= Journalist's Creed =

The Journalist's Creed is a personal and professional affirmation and code of journalism ethics written by Walter Williams in 1914. The creed has been published in more than 100 languages, and a bronze plaque of The Journalist's Creed hangs at the National Press Club in Washington, D.C. Williams was the founding dean of the Missouri School of Journalism.

==The Journalist's Creed==

- I believe in the profession of journalism.
- I believe that the public journal is a public trust; that all connected with it are, to the full measure of their responsibility, trustees for the public; that acceptance of a lesser service than the public service is betrayal of this trust.
- I believe that clear thinking and clear statement, accuracy and fairness are fundamental to good journalism.
- I believe that a journalist should write only what he holds in his heart to be true.
- I believe that suppression of the news, for any consideration other than the welfare of society, is indefensible.
- I believe that no one should write as a journalist what he would not say as a gentleman; that bribery by one’s own pocketbook is as much to be avoided as bribery by the pocketbook of another; that individual responsibility may not be escaped by pleading another’s instructions or another’s dividends.

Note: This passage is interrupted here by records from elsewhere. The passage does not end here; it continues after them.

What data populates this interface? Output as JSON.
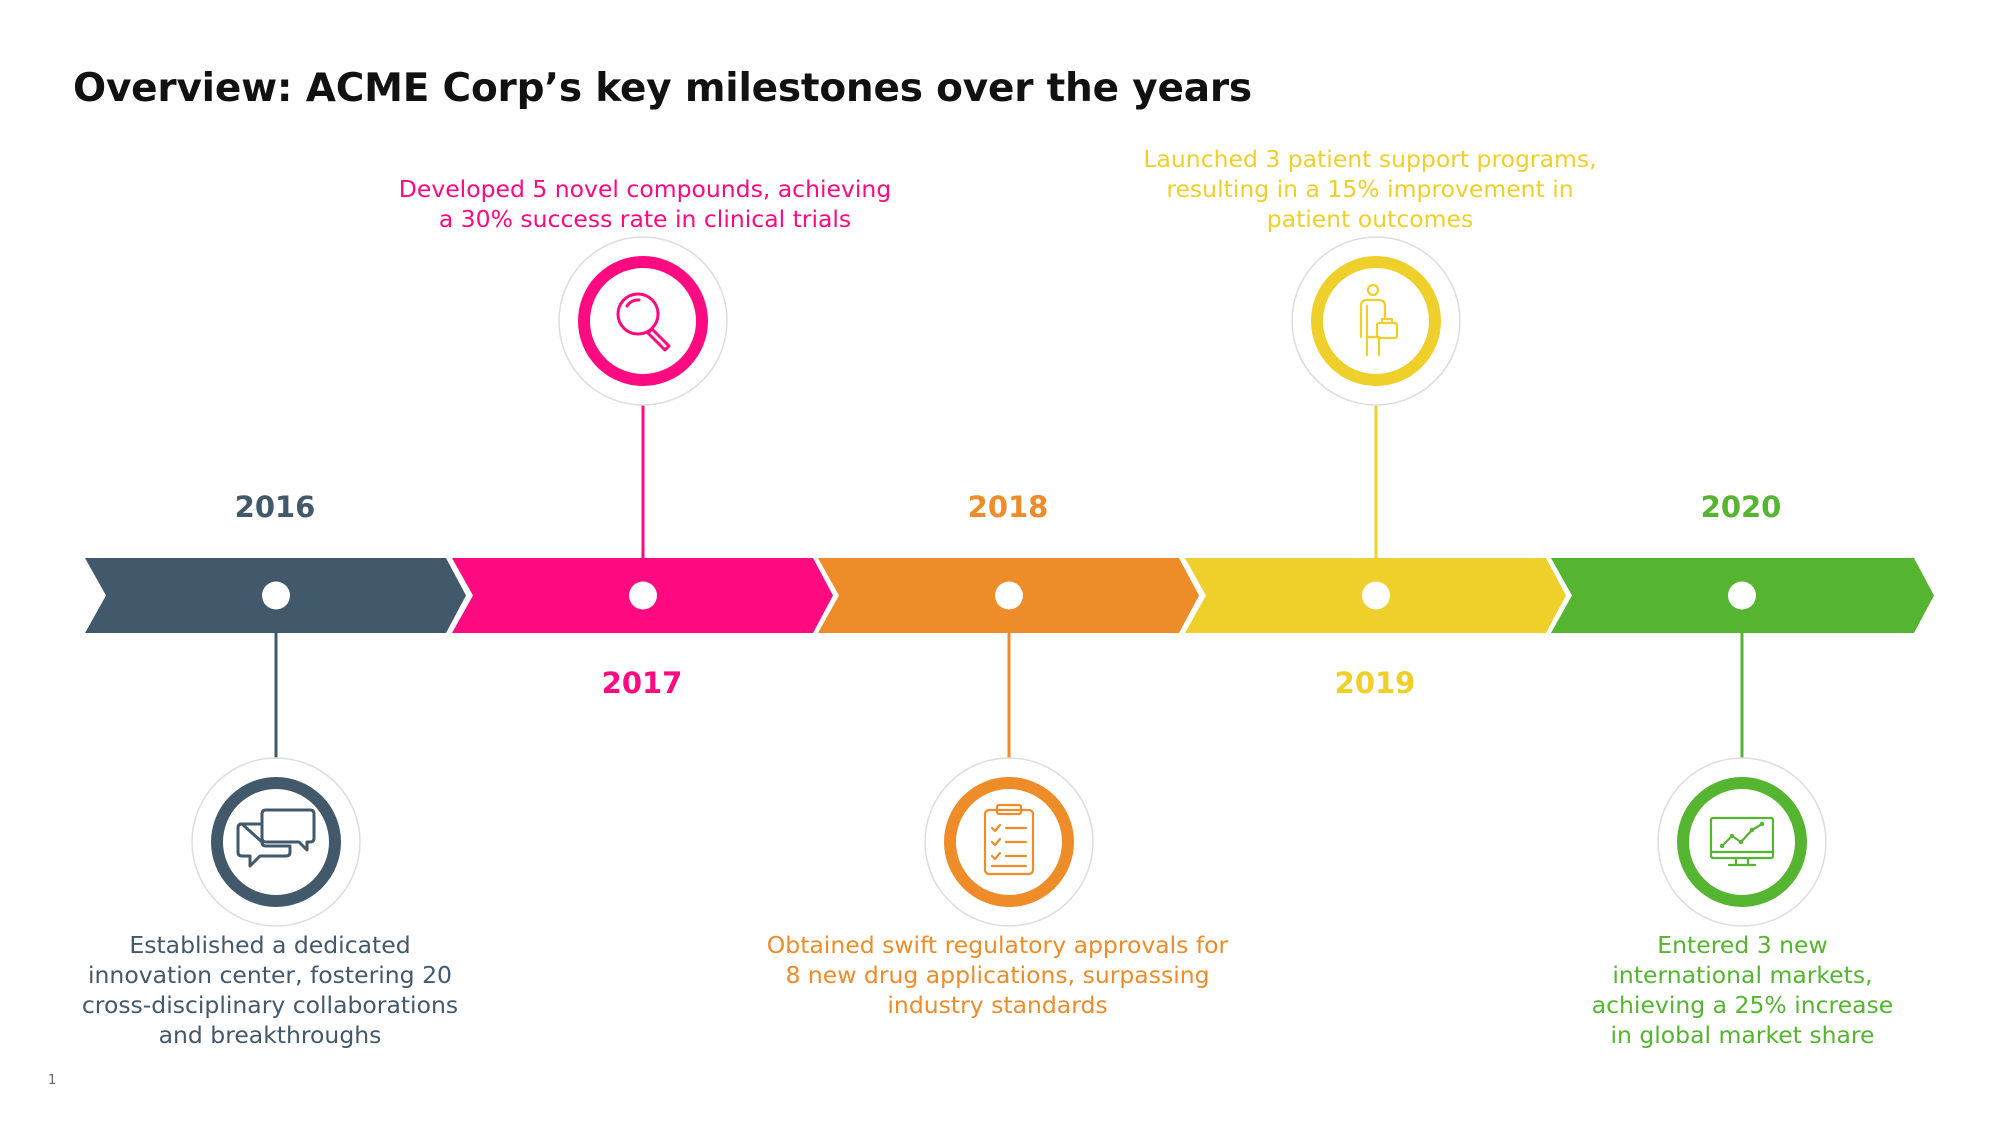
{
  "slide": {
    "title": "Overview: ACME Corp’s key milestones over the years",
    "page_number": "1"
  },
  "colors": {
    "slate": "#42586B",
    "magenta": "#FF0A80",
    "orange": "#EE8C2A",
    "yellow": "#EFCF2A",
    "green": "#55B430",
    "marker_fill": "#FFFFFF",
    "ring_outline": "#DDDDDD"
  },
  "milestones": [
    {
      "year": "2016",
      "color": "#42586B",
      "icon": "chat-bubbles-icon",
      "description": "Established a dedicated innovation center, fostering 20 cross-disciplinary collaborations and breakthroughs"
    },
    {
      "year": "2017",
      "color": "#FF0A80",
      "icon": "magnifier-icon",
      "description": "Developed 5 novel compounds, achieving a 30% success rate in clinical trials"
    },
    {
      "year": "2018",
      "color": "#EE8C2A",
      "icon": "clipboard-checklist-icon",
      "description": "Obtained swift regulatory approvals for 8 new drug applications, surpassing industry standards"
    },
    {
      "year": "2019",
      "color": "#EFCF2A",
      "icon": "person-with-briefcase-icon",
      "description": "Launched 3 patient support programs, resulting in a 15% improvement in patient outcomes"
    },
    {
      "year": "2020",
      "color": "#55B430",
      "icon": "monitor-chart-icon",
      "description": "Entered 3 new international markets, achieving a 25% increase in global market share"
    }
  ]
}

- I believe that advertising, news and editorial columns should alike serve the best interests of readers; that a single standard of helpful truth and cleanness should prevail for all; that the supreme test of good journalism is the measure of its public service.

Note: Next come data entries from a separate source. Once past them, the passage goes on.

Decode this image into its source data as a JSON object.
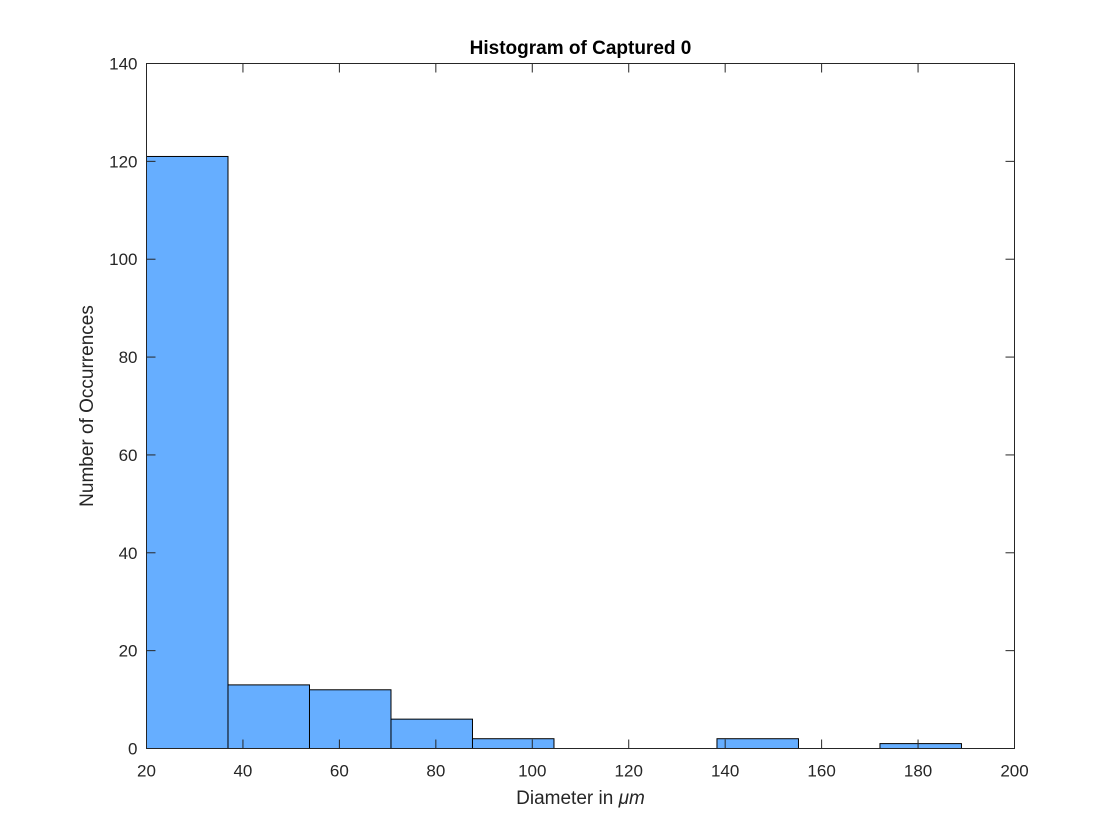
{
  "chart_data": {
    "type": "bar",
    "subtype": "histogram",
    "title": "Histogram of Captured 0",
    "xlabel_prefix": "Diameter in ",
    "xlabel_unit": "μm",
    "ylabel": "Number of Occurrences",
    "xlim": [
      20,
      200
    ],
    "ylim": [
      0,
      140
    ],
    "xticks": [
      20,
      40,
      60,
      80,
      100,
      120,
      140,
      160,
      180,
      200
    ],
    "yticks": [
      0,
      20,
      40,
      60,
      80,
      100,
      120,
      140
    ],
    "bin_edges": [
      20,
      36.9,
      53.8,
      70.7,
      87.6,
      104.5,
      121.4,
      138.3,
      155.2,
      172.1,
      189
    ],
    "counts": [
      121,
      13,
      12,
      6,
      2,
      0,
      0,
      2,
      0,
      1
    ],
    "bar_color": "#66aeff",
    "edge_color": "#000000",
    "grid": false,
    "legend": "none"
  }
}
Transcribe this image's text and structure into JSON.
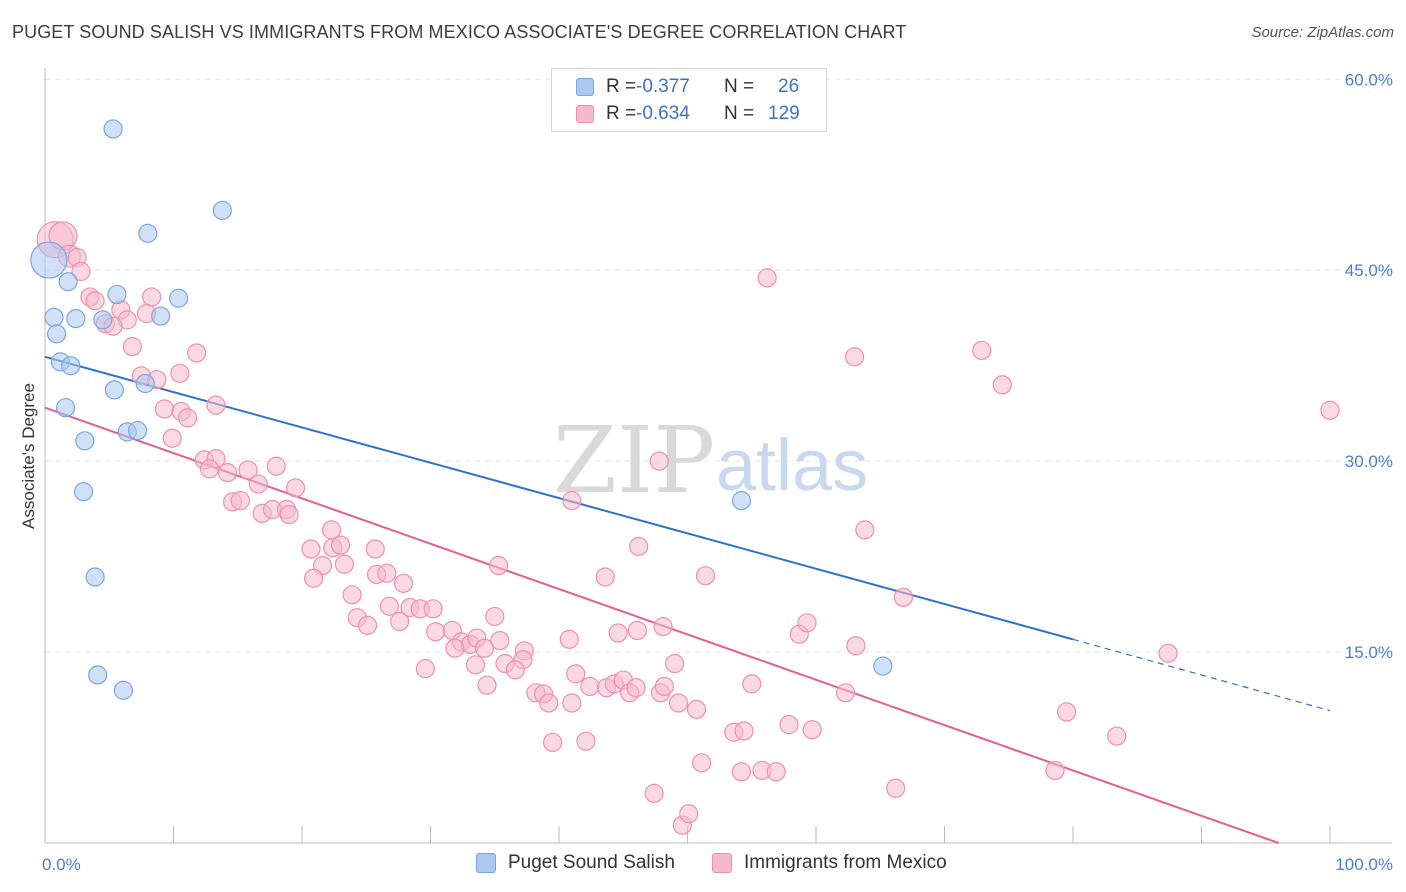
{
  "title": "PUGET SOUND SALISH VS IMMIGRANTS FROM MEXICO ASSOCIATE'S DEGREE CORRELATION CHART",
  "source": "Source: ZipAtlas.com",
  "watermark": {
    "zip": "ZIP",
    "atlas": "atlas"
  },
  "colors": {
    "blue_fill": "#aac8f0",
    "blue_stroke": "#7aa6e0",
    "blue_line": "#2f72c9",
    "pink_fill": "#f6b9cc",
    "pink_stroke": "#ee8fae",
    "pink_line": "#e0608e",
    "tick_text": "#4a7fd0",
    "grid": "#e3e3e3"
  },
  "legend": {
    "rows": [
      {
        "r_label": "R =",
        "r_value": "-0.377",
        "n_label": "N =",
        "n_value": "26"
      },
      {
        "r_label": "R =",
        "r_value": "-0.634",
        "n_label": "N =",
        "n_value": "129"
      }
    ]
  },
  "chart_data": {
    "type": "scatter",
    "xlabel": "",
    "ylabel": "Associate's Degree",
    "xlim": [
      0,
      100
    ],
    "ylim": [
      0,
      60
    ],
    "x_tick_labels": [
      "0.0%",
      "100.0%"
    ],
    "y_ticks": [
      15,
      30,
      45,
      60
    ],
    "y_tick_labels": [
      "15.0%",
      "30.0%",
      "45.0%",
      "60.0%"
    ],
    "grid": "horizontal dashed",
    "legend_position": "top-center",
    "series": [
      {
        "name": "Puget Sound Salish",
        "color": "blue",
        "trend": {
          "x0": 0,
          "y0": 38.2,
          "x1": 80,
          "y1": 16.0,
          "dashed_to_x": 100,
          "dashed_to_y": 10.4
        },
        "points": [
          [
            0.3,
            45.8,
            18
          ],
          [
            5.3,
            56.1,
            9
          ],
          [
            13.8,
            49.7,
            9
          ],
          [
            8.0,
            47.9,
            9
          ],
          [
            1.8,
            44.1,
            9
          ],
          [
            5.6,
            43.1,
            9
          ],
          [
            10.4,
            42.8,
            9
          ],
          [
            0.7,
            41.3,
            9
          ],
          [
            2.4,
            41.2,
            9
          ],
          [
            4.5,
            41.1,
            9
          ],
          [
            9.0,
            41.4,
            9
          ],
          [
            0.9,
            40.0,
            9
          ],
          [
            1.2,
            37.8,
            9
          ],
          [
            2.0,
            37.5,
            9
          ],
          [
            7.8,
            36.1,
            9
          ],
          [
            5.4,
            35.6,
            9
          ],
          [
            1.6,
            34.2,
            9
          ],
          [
            6.4,
            32.3,
            9
          ],
          [
            7.2,
            32.4,
            9
          ],
          [
            3.1,
            31.6,
            9
          ],
          [
            3.0,
            27.6,
            9
          ],
          [
            3.9,
            20.9,
            9
          ],
          [
            4.1,
            13.2,
            9
          ],
          [
            6.1,
            12.0,
            9
          ],
          [
            54.2,
            26.9,
            9
          ],
          [
            65.2,
            13.9,
            9
          ]
        ]
      },
      {
        "name": "Immigrants from Mexico",
        "color": "pink",
        "trend": {
          "x0": 0,
          "y0": 34.2,
          "x1": 96,
          "y1": 0
        },
        "points": [
          [
            0.8,
            47.4,
            18
          ],
          [
            1.4,
            47.7,
            14
          ],
          [
            1.9,
            46.1,
            11
          ],
          [
            2.5,
            46.0,
            9
          ],
          [
            2.8,
            44.9,
            9
          ],
          [
            3.5,
            42.9,
            9
          ],
          [
            3.9,
            42.6,
            9
          ],
          [
            8.3,
            42.9,
            9
          ],
          [
            5.9,
            41.9,
            9
          ],
          [
            7.9,
            41.6,
            9
          ],
          [
            6.4,
            41.1,
            9
          ],
          [
            4.7,
            40.8,
            9
          ],
          [
            5.3,
            40.6,
            9
          ],
          [
            6.8,
            39.0,
            9
          ],
          [
            11.8,
            38.5,
            9
          ],
          [
            7.5,
            36.7,
            9
          ],
          [
            8.7,
            36.4,
            9
          ],
          [
            10.5,
            36.9,
            9
          ],
          [
            13.3,
            34.4,
            9
          ],
          [
            9.3,
            34.1,
            9
          ],
          [
            10.6,
            33.9,
            9
          ],
          [
            11.1,
            33.4,
            9
          ],
          [
            9.9,
            31.8,
            9
          ],
          [
            12.4,
            30.1,
            9
          ],
          [
            13.3,
            30.2,
            9
          ],
          [
            12.8,
            29.4,
            9
          ],
          [
            14.2,
            29.1,
            9
          ],
          [
            15.8,
            29.3,
            9
          ],
          [
            18.0,
            29.6,
            9
          ],
          [
            16.6,
            28.2,
            9
          ],
          [
            19.5,
            27.9,
            9
          ],
          [
            14.6,
            26.8,
            9
          ],
          [
            15.2,
            26.9,
            9
          ],
          [
            16.9,
            25.9,
            9
          ],
          [
            17.7,
            26.2,
            9
          ],
          [
            18.8,
            26.2,
            9
          ],
          [
            19.0,
            25.8,
            9
          ],
          [
            22.3,
            24.6,
            9
          ],
          [
            20.7,
            23.1,
            9
          ],
          [
            22.4,
            23.2,
            9
          ],
          [
            23.0,
            23.4,
            9
          ],
          [
            25.7,
            23.1,
            9
          ],
          [
            21.6,
            21.8,
            9
          ],
          [
            23.3,
            21.9,
            9
          ],
          [
            20.9,
            20.8,
            9
          ],
          [
            25.8,
            21.1,
            9
          ],
          [
            26.6,
            21.2,
            9
          ],
          [
            27.9,
            20.4,
            9
          ],
          [
            23.9,
            19.5,
            9
          ],
          [
            26.8,
            18.6,
            9
          ],
          [
            28.4,
            18.5,
            9
          ],
          [
            29.2,
            18.4,
            9
          ],
          [
            30.2,
            18.4,
            9
          ],
          [
            24.3,
            17.7,
            9
          ],
          [
            25.1,
            17.1,
            9
          ],
          [
            27.6,
            17.4,
            9
          ],
          [
            30.4,
            16.6,
            9
          ],
          [
            31.7,
            16.7,
            9
          ],
          [
            32.4,
            15.8,
            9
          ],
          [
            33.1,
            15.6,
            9
          ],
          [
            33.6,
            16.1,
            9
          ],
          [
            34.2,
            15.3,
            9
          ],
          [
            31.9,
            15.3,
            9
          ],
          [
            35.4,
            15.9,
            9
          ],
          [
            37.3,
            15.1,
            9
          ],
          [
            37.2,
            14.4,
            9
          ],
          [
            29.6,
            13.7,
            9
          ],
          [
            33.5,
            14.0,
            9
          ],
          [
            35.8,
            14.1,
            9
          ],
          [
            36.6,
            13.6,
            9
          ],
          [
            34.4,
            12.4,
            9
          ],
          [
            38.2,
            11.8,
            9
          ],
          [
            38.8,
            11.7,
            9
          ],
          [
            39.2,
            11.0,
            9
          ],
          [
            41.0,
            11.0,
            9
          ],
          [
            42.4,
            12.3,
            9
          ],
          [
            43.7,
            12.2,
            9
          ],
          [
            44.3,
            12.5,
            9
          ],
          [
            45.0,
            12.8,
            9
          ],
          [
            45.5,
            11.8,
            9
          ],
          [
            46.0,
            12.2,
            9
          ],
          [
            47.9,
            11.8,
            9
          ],
          [
            48.2,
            12.3,
            9
          ],
          [
            49.0,
            14.1,
            9
          ],
          [
            49.3,
            11.0,
            9
          ],
          [
            50.7,
            10.5,
            9
          ],
          [
            39.5,
            7.9,
            9
          ],
          [
            41.3,
            13.3,
            9
          ],
          [
            42.1,
            8.0,
            9
          ],
          [
            44.6,
            16.5,
            9
          ],
          [
            46.1,
            16.7,
            9
          ],
          [
            48.1,
            17.0,
            9
          ],
          [
            43.6,
            20.9,
            9
          ],
          [
            46.2,
            23.3,
            9
          ],
          [
            41.0,
            26.9,
            9
          ],
          [
            47.8,
            30.0,
            9
          ],
          [
            35.0,
            17.8,
            9
          ],
          [
            35.3,
            21.8,
            9
          ],
          [
            40.8,
            16.0,
            9
          ],
          [
            51.4,
            21.0,
            9
          ],
          [
            53.6,
            8.7,
            9
          ],
          [
            54.4,
            8.8,
            9
          ],
          [
            55.0,
            12.5,
            9
          ],
          [
            54.2,
            5.6,
            9
          ],
          [
            55.8,
            5.7,
            9
          ],
          [
            56.9,
            5.6,
            9
          ],
          [
            57.9,
            9.3,
            9
          ],
          [
            58.7,
            16.4,
            9
          ],
          [
            59.3,
            17.3,
            9
          ],
          [
            59.7,
            8.9,
            9
          ],
          [
            62.3,
            11.8,
            9
          ],
          [
            63.0,
            38.2,
            9
          ],
          [
            56.2,
            44.4,
            9
          ],
          [
            63.1,
            15.5,
            9
          ],
          [
            63.8,
            24.6,
            9
          ],
          [
            66.2,
            4.3,
            9
          ],
          [
            66.8,
            19.3,
            9
          ],
          [
            72.9,
            38.7,
            9
          ],
          [
            74.5,
            36.0,
            9
          ],
          [
            78.6,
            5.7,
            9
          ],
          [
            79.5,
            10.3,
            9
          ],
          [
            83.4,
            8.4,
            9
          ],
          [
            87.4,
            14.9,
            9
          ],
          [
            100.0,
            34.0,
            9
          ],
          [
            47.4,
            3.9,
            9
          ],
          [
            49.6,
            1.4,
            9
          ],
          [
            50.1,
            2.3,
            9
          ],
          [
            51.1,
            6.3,
            9
          ]
        ]
      }
    ]
  }
}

- I believe that the journalism which succeeds best — and best deserves success — fears God and honors Man; is stoutly independent, unmoved by pride of opinion or greed of power, constructive, tolerant but never careless, self-controlled, patient, always respectful of its readers but always unafraid, is quickly indignant at injustice; is unswayed by the appeal of privilege or the clamor of the mob; seeks to give every man a chance and, as far as law and honest wage and recognition of human brotherhood can make it so, an equal chance; is profoundly patriotic while sincerely promoting international good will and cementing world-comradeship; is a journalism of humanity, of and for today’s world.